Singapore: Oil tanker owners face spiralling insurance costs to load cargoes from the world’s largest crude-export region after the latest round of attacks on vessels.
War risk premiums that owners pay each time they go to the Gulf have now surged to at least $185,000 for supertankers, according to people with knowledge of the market. They rose to $50,000 after the attacks a month ago, report agencies.Both owners and the companies that charter their ships paused bookings in the immediate aftermath of attacks on Thursday as they re-evaluated risks to shipping barrels from the Middle East in the wake of attacks on two more tankers just a month after similar incidents. Insurance costs from the Arabian Gulf are soaring.
The US pointed the finger at Iran for the attacks just outside the Strait of Hormuz, a vital corridor for crude oil exports. The Arabian Gulf country immediately denied being responsible. Regardless, six tankers, hauling a variety of petroleum cargoes, have now been targeted in the space of just 32 days — the kind of threat to merchant shipping that hasn’t been seen in the region for decades.

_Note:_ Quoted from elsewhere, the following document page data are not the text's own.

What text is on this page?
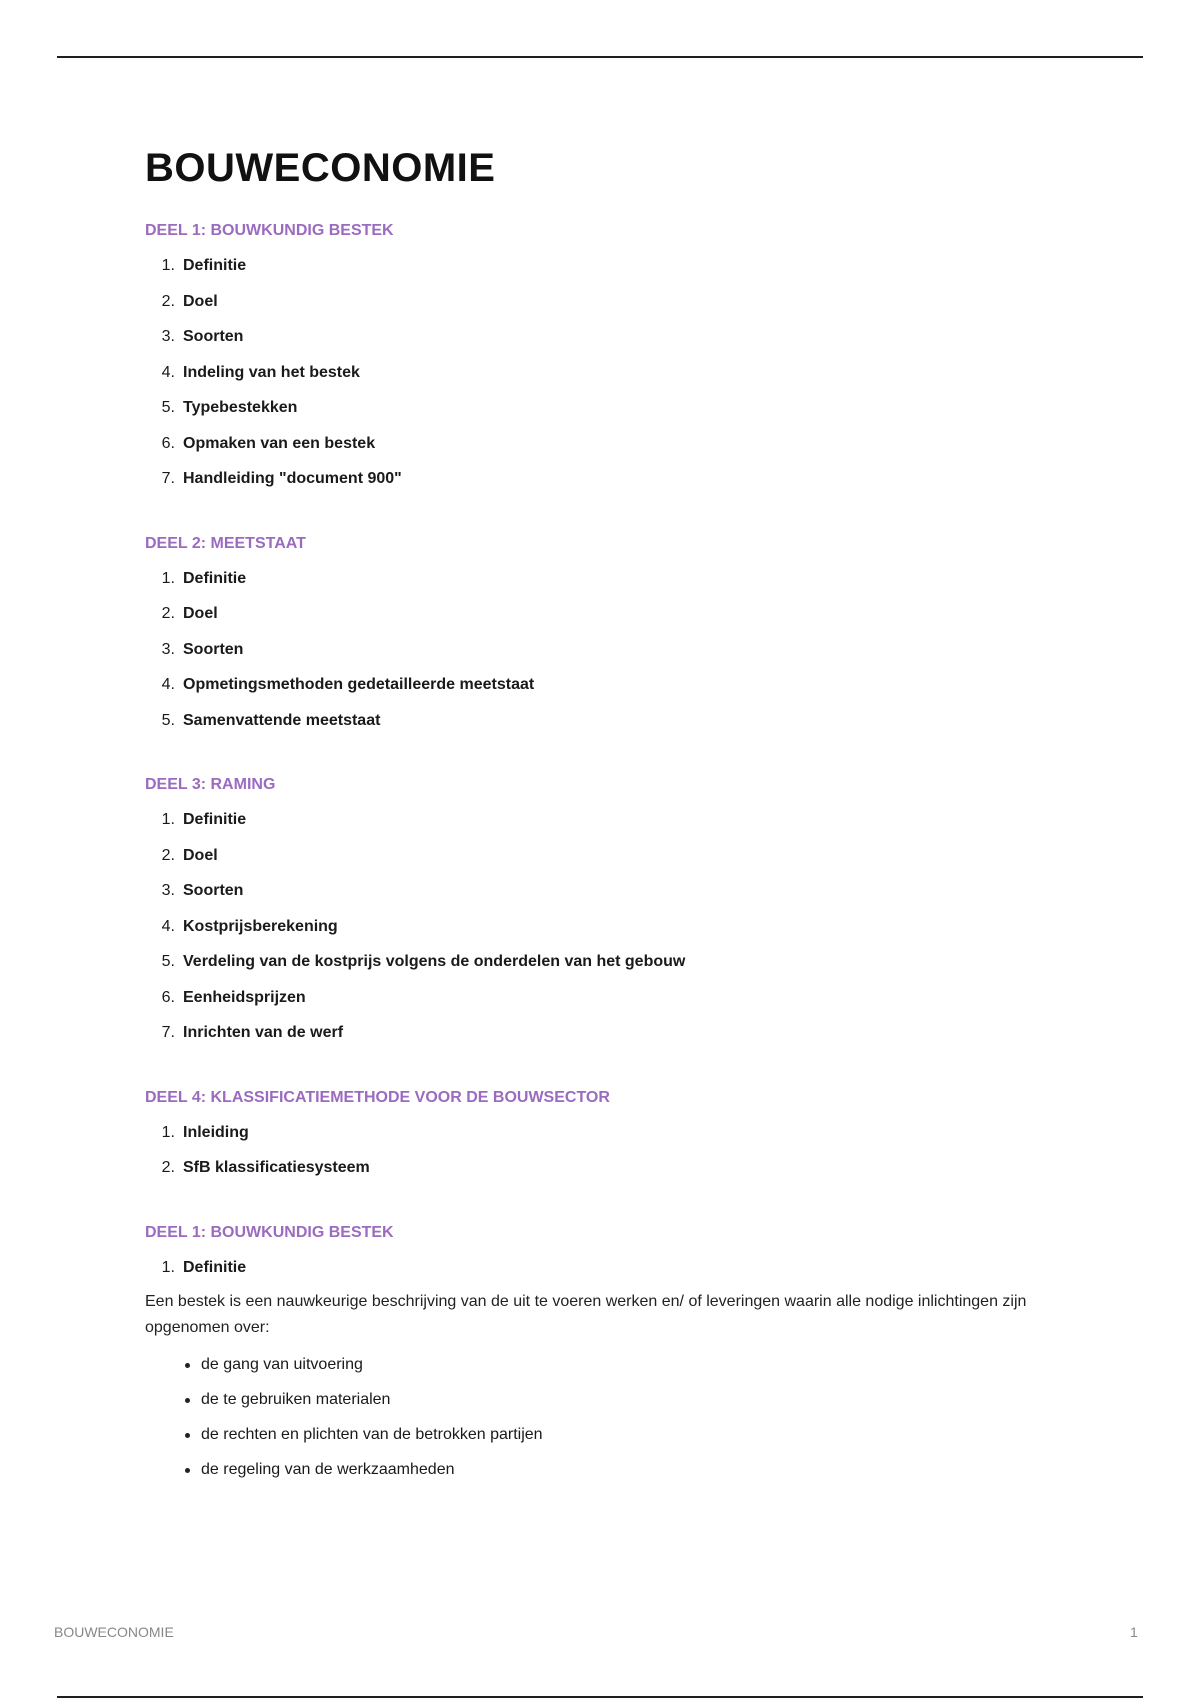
BOUWECONOMIE
DEEL 1: BOUWKUNDIG BESTEK
1. Definitie
2. Doel
3. Soorten
4. Indeling van het bestek
5. Typebestekken
6. Opmaken van een bestek
7. Handleiding "document 900"
DEEL 2: MEETSTAAT
1. Definitie
2. Doel
3. Soorten
4. Opmetingsmethoden gedetailleerde meetstaat
5. Samenvattende meetstaat
DEEL 3: RAMING
1. Definitie
2. Doel
3. Soorten
4. Kostprijsberekening
5. Verdeling van de kostprijs volgens de onderdelen van het gebouw
6. Eenheidsprijzen
7. Inrichten van de werf
DEEL 4: KLASSIFICATIEMETHODE VOOR DE BOUWSECTOR
1. Inleiding
2. SfB klassificatiesysteem
DEEL 1: BOUWKUNDIG BESTEK
1. Definitie

Een bestek is een nauwkeurige beschrijving van de uit te voeren werken en/ of leveringen waarin alle nodige inlichtingen zijn opgenomen over:

de gang van uitvoering
de te gebruiken materialen
de rechten en plichten van de betrokken partijen
de regeling van de werkzaamheden
BOUWECONOMIE	1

“We need to remember that some 30 per cent of the world’s crude oil passes through the Straits,” said Paolo D’Amico, chairman of Intertanko, the biggest trade group for tanker owners. “If the waters are becoming unsafe, the supply to the entire Western world could be at risk.”
The Joint War Committee, a group that advises insurers, designated the entire Arabian Gulf and waters just outside it a so-called Listed Area after the incidents a month ago. The classification gives underwriters room to charge more. As of Thursday, owners were reluctant to send vessels to the region while there was also a dearth of cargoes, according to traders and shipbrokers involved in that market, who spoke on condition of anonymity.
DNK, the mutual insurer that covered one of the ships damaged Thursday, will increase its rates for war insurance, according to a person familiar with the matter.